Jordan remembers being victimized all over again when she went to the police. Officers interrogated her for five hours before they filed her complaint. It took eight days more for a government doctor to do a medical exam, which still haunts Jordan.
“I was stripped naked,” she said. “They probed me, splayed my legs, did that sick two-finger test that all raped women have to endure.”
But a powerful reform movement is under way in India, with the public demanding a new approach to rape cases at all phases. India’s more than 70,000 newspapers have been near universal in condemning systemic inefficiencies in preventing and investigating crimes. On online forums, social media and on the street, people have decried the hesitation of cops to accept complaints, their insensitivity toward rape victims, and the slow grind of a patriarchal bureaucracy that has long let perpetrators go scot free.
In 2012, out of about 100,000 rape cases, only 14 percent saw verdicts. And in only a small number of cases — 3,563 — did defendants get convicted.
Despite parliament’s reforms, which also criminalized acid attacks, stalking and voyeurism and removed the legal protections for accused public servants, many regressive clauses remain. The law remains silent on marital rape. It still gives legal immunity to security forces accused of rape, and does not recognize sexual assault of men and transgendered persons.
Moreover, the main challenge remains: How can sexual violence be prevented? The reasons underlying rape — patriarchy, chronic violence, inequality — seem exhausting and insurmountable.
In July in Bangalore, when a 9-year-old was raped by a neighbor, her mother’s first thought was to think that it must happen to girls everywhere. The mother, who wished to withhold her name, is also abused on a regular basis by her husband. “I get beaten at least once in two days,” she said. “If I go to the police, they’ll say it’s a personal problem.”
None of it, however, is personal. Indian women have always known that the threat of sexual violence exists in every sphere — at work, on the streets, even at home. Child abuse, acid attacks, dowry-related deaths, and caste-violence are chronic. The police reaction is often bizarre.
A family in rural Jindh in the northern state of Haryana recently sought to report the rape and murder of their 20-year-old daughter. On Aug. 24, the parents found her body in a field, tied to fence wire. There were witnesses to the rape, yet the police say it was a suicide, and the local hospital bizarrely says she died of mosquito bites.

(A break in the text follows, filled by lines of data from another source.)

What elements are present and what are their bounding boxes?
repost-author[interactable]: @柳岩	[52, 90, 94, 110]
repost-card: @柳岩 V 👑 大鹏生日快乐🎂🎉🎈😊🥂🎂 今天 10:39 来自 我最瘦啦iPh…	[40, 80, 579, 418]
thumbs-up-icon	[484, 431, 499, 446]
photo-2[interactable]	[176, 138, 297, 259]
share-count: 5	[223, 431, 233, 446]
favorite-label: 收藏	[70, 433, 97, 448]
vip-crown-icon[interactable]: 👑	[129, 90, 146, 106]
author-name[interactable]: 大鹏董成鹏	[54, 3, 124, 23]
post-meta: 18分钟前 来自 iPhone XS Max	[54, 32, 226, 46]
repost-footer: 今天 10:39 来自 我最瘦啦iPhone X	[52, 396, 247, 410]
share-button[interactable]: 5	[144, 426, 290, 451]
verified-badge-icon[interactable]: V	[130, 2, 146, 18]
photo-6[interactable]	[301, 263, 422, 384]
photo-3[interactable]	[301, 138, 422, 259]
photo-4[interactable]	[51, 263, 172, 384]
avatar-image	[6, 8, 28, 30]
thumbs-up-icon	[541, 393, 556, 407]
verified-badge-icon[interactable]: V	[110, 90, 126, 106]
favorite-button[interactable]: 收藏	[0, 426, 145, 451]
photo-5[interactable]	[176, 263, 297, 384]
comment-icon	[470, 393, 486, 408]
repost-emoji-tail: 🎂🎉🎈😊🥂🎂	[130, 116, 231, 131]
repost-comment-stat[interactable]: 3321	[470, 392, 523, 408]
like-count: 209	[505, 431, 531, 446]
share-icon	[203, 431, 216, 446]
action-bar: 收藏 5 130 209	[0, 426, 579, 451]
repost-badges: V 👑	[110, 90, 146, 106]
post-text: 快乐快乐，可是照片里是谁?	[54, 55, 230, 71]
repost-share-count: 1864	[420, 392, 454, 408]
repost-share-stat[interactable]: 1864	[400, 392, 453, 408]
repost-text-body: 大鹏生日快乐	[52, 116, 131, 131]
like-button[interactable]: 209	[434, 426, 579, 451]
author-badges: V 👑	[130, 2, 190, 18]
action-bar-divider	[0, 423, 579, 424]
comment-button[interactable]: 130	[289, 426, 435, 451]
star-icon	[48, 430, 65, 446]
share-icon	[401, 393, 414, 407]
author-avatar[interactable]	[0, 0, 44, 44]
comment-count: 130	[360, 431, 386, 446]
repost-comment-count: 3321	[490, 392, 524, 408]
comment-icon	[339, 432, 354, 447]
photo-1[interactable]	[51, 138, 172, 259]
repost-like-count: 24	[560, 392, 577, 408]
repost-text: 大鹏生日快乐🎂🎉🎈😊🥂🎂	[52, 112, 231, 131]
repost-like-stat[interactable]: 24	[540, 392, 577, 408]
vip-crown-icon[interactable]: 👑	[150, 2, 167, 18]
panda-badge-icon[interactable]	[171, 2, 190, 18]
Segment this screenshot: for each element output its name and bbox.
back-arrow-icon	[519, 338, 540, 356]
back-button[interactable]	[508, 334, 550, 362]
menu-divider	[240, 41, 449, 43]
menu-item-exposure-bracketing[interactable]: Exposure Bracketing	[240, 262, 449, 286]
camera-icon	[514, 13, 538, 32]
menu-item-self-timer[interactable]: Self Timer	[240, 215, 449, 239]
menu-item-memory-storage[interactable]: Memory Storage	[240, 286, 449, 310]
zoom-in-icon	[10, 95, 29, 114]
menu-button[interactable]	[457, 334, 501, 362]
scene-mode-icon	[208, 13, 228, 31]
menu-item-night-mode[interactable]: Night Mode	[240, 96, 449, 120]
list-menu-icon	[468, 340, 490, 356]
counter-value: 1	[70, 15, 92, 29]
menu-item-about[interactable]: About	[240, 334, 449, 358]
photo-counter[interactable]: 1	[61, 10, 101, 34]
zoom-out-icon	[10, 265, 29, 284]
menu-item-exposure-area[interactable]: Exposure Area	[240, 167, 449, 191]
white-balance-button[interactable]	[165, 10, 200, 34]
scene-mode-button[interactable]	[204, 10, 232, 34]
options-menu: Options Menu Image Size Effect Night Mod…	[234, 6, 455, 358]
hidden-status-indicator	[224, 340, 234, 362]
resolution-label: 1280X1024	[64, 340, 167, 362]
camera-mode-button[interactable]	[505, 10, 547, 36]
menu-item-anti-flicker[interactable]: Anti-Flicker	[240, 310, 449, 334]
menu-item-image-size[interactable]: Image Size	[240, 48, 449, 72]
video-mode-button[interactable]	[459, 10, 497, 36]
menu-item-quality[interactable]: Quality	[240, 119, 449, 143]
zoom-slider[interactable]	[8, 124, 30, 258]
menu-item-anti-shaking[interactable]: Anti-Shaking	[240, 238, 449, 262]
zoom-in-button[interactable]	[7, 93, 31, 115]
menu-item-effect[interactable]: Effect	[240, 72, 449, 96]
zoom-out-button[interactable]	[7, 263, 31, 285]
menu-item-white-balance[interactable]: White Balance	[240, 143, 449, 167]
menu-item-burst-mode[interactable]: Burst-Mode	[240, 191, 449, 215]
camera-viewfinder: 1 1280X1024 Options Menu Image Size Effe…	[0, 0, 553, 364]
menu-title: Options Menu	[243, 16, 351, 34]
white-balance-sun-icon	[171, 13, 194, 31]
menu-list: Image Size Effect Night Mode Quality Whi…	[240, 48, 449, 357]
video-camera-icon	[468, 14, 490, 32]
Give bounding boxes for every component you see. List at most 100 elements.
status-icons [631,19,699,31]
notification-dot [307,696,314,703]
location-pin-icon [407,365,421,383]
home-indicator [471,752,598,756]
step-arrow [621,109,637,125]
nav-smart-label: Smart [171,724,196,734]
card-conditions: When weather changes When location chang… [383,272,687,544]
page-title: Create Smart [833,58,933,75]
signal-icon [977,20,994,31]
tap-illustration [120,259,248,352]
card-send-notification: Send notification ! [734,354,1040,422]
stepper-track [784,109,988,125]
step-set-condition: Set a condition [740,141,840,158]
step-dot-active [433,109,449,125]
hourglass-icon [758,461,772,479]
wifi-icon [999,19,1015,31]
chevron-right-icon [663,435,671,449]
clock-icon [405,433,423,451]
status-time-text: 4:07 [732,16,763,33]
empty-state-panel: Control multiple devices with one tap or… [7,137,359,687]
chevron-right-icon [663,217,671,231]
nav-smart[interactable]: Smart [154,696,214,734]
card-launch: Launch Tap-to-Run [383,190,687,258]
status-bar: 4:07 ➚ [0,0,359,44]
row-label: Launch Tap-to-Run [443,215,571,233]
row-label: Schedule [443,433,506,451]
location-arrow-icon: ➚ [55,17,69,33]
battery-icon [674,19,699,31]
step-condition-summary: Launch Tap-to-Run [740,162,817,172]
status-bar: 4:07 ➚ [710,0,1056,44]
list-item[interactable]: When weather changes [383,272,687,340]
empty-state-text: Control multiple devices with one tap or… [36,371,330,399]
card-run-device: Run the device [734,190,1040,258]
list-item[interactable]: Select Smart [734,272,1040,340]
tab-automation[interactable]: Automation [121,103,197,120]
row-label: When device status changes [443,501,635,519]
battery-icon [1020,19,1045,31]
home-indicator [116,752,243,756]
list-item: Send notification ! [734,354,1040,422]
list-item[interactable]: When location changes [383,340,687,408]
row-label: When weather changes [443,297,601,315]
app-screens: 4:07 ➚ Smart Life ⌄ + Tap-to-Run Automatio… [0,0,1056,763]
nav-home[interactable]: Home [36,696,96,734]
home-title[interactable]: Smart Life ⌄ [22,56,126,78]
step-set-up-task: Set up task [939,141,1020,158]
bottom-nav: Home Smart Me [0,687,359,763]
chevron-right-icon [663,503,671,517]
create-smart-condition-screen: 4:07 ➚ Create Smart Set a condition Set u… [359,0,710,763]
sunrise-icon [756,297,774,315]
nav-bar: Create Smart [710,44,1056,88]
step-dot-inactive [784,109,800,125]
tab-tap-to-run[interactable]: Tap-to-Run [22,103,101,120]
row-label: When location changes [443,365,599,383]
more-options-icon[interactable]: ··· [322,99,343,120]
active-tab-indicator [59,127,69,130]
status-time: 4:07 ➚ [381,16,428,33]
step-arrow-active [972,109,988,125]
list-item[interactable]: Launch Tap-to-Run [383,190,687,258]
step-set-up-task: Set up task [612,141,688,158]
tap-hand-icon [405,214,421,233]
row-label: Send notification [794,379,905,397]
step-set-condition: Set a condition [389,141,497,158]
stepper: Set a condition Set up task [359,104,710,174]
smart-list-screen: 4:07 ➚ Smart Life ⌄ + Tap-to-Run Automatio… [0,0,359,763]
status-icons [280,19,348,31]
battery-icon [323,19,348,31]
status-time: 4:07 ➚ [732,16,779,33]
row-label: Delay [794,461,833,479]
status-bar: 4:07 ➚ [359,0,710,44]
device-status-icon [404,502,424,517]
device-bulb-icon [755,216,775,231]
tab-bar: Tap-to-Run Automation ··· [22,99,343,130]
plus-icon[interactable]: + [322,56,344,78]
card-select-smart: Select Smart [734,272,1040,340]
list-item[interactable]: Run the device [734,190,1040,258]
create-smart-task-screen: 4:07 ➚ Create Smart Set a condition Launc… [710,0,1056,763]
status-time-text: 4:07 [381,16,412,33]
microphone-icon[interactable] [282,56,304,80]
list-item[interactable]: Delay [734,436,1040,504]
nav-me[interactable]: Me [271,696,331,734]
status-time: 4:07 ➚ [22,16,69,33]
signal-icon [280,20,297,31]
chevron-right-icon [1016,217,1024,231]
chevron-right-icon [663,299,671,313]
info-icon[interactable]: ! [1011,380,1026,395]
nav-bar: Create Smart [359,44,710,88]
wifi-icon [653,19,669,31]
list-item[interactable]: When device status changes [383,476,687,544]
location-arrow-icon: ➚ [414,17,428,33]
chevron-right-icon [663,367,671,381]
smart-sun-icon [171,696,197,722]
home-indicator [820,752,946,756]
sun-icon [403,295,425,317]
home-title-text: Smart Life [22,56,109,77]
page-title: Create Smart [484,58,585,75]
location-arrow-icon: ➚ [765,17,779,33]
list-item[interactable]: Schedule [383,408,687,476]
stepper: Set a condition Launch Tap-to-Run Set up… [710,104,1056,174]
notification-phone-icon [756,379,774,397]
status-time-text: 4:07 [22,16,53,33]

The father, Surat Singh, alleges that the police, who belong to the Jat upper caste, are shielding the accused, who are from the same community.
“It is because we are Dalit,” said Singh. Residents from his village are now staging a demonstration near the police station, demanding justice. “I have hope that someone will pay attention,” says Singh. “I shudder to think of the day when even this support will be gone.”
As more sexual assaults are reported, it is clear that none can be seen in isolation. When arrested, the four boys accused of raping a photojournalist in Mumbai admitted to having raped three women from their slum before. They had not expected to get caught this time either.
As prominent columnist Jay Mazoomdar wrote in Firstpost, “Every assault that goes unpunished anywhere is an encouragement to rapists everywhere. It is really all or nothing — no woman will ever really feel safe if another does not.”
As for Jordan, who sits in court, stunned at the irrelevant details she is asked for, only one thought strengthens her.
“I think of the other women my rapists will surely rape if I don’t put them in jail now,” she said. “My fight is their fight, too. Your own experience makes you want to watch out for other women.”